When we mention it is about the thermal efficiency of diesel CI, I would figure that it has much less mileage if compare on liters of fuel basis for the ethanol CI and diesel CI.

Alain

one of the main reasons of high food prices is the high energy price. So, technologies to lower the energy-price are essential for reducing food prices.

Rafael Seidl

@ Carl -

denaturing is a strategy for making fuel ethanol unfit for human consumption and therefore, exempt from duty. This usually involves a dye and a small amount of hydrocarbons, far less than 5%. Conveniently, this also prevents biological contamination of the product.

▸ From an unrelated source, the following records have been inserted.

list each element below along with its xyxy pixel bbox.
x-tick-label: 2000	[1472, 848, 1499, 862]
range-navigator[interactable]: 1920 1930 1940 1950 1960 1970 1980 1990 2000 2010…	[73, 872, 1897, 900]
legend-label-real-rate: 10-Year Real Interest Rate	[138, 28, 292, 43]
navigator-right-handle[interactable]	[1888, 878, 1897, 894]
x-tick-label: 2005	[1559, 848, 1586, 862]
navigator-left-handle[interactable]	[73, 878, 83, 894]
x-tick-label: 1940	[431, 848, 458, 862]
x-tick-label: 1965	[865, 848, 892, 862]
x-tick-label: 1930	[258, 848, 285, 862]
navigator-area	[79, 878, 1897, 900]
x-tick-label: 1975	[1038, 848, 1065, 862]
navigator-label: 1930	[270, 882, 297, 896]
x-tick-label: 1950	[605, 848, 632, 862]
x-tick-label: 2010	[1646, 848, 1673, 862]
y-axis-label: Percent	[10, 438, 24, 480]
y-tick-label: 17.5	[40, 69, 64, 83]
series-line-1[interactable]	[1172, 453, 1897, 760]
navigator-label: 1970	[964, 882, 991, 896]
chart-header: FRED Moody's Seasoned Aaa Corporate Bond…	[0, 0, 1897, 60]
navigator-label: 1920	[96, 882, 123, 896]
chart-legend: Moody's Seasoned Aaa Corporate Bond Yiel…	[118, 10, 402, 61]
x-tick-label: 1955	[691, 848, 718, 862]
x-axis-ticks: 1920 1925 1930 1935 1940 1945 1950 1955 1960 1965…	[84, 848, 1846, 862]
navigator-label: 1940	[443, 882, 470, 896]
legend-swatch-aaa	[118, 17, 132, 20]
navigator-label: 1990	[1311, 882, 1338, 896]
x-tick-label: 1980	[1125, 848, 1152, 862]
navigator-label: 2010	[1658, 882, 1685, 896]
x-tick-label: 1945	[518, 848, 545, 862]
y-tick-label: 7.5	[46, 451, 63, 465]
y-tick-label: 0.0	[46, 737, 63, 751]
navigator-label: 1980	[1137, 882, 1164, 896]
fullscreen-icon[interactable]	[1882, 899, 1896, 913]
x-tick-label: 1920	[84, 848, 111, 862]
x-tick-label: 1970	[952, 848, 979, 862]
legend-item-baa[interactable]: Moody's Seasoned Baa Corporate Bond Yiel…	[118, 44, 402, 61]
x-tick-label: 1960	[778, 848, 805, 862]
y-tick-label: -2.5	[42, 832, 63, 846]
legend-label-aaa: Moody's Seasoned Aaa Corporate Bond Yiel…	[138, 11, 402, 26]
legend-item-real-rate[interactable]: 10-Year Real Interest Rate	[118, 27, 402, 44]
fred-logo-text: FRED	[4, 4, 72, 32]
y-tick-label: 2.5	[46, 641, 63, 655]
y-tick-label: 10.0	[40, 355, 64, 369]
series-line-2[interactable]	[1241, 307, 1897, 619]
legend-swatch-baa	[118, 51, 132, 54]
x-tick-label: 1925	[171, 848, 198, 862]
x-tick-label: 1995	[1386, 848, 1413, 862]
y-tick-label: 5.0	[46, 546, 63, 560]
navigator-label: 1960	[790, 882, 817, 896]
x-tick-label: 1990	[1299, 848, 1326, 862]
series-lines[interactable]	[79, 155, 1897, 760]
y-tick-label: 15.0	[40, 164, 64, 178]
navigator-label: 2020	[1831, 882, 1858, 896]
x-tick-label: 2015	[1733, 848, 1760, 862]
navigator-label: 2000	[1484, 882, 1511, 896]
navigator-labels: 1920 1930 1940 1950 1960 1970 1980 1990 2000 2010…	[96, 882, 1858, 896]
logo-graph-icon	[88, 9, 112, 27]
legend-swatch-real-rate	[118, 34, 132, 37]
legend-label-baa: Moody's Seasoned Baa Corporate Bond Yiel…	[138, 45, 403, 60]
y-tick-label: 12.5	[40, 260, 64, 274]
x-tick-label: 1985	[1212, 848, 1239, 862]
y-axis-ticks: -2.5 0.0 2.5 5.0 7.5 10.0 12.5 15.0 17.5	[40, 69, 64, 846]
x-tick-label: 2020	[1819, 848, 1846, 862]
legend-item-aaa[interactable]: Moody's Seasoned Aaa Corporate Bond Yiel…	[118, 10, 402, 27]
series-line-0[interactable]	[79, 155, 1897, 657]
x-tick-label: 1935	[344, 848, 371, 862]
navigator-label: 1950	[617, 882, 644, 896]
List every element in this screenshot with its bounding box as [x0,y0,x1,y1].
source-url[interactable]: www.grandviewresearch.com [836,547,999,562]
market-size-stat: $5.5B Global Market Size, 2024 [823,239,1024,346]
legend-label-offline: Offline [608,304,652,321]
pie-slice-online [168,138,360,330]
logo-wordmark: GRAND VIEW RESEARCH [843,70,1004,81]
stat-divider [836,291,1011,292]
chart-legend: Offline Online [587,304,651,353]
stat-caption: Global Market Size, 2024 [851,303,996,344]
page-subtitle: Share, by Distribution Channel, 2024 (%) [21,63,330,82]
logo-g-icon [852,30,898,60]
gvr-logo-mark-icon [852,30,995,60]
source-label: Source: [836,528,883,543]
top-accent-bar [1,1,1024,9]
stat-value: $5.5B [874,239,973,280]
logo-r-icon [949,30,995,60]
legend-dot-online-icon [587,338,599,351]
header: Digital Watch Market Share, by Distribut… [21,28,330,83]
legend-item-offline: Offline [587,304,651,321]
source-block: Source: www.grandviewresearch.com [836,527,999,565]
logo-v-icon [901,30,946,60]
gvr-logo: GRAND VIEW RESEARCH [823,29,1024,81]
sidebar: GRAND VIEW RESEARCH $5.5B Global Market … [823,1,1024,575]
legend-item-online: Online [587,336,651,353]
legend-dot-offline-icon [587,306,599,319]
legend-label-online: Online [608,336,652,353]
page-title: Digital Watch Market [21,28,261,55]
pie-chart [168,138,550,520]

The additives required in the special fuel for this modified engine have a different primary purpose: they need to improve the cetane number, i.e. facilitate ignition. Ethanol has a high octane rating, which corresponds to a low cetane number. My guess is the additive consists mostly of diesel fuel. As a fringe benefit, it would of course also denature the ethanol.

DS
one of the main reasons of high food prices is the high energy price. So, technologies to lower the energy-price are essential for reducing food prices.
the other reason is that Australia has been in a severe drought since 2003. I wonder if this drought has something to do with Global Warming[/sarcasm]
sjc

Range Fuels, Syntec and others are producing cellulose ethanol. Range got more than $70 million in a grant from the federal government to build their plant in Georgia. I would say that we will see announcements of more facilities in the coming months.

fred

Since it has two alternators, a nice option would be one of those BeltAlternatorStarter thingys.

Herm

can ethanol be mixed with diesel fuel and burned in diesel engines?.. would it help clean up diesels?.. it would definetely clear up water from the fuel, a problem in some places.

Jeremy LaGree

For all you uneducated people always concerned about starving people in Africa and Ethanol... Ethanol isn't made with food grade corn!!! And besides that it isn't our job to feed everyone! Ever heard the term that its better to teach one to fish rather to keep fishing for them? the whole world has grown lazy and dependent on our grain. And the grain we use for Ethanol doesn't come from food grade corn, its yellow corn type II. And I feel sorry for you if you would try to prove me wrong and eat it!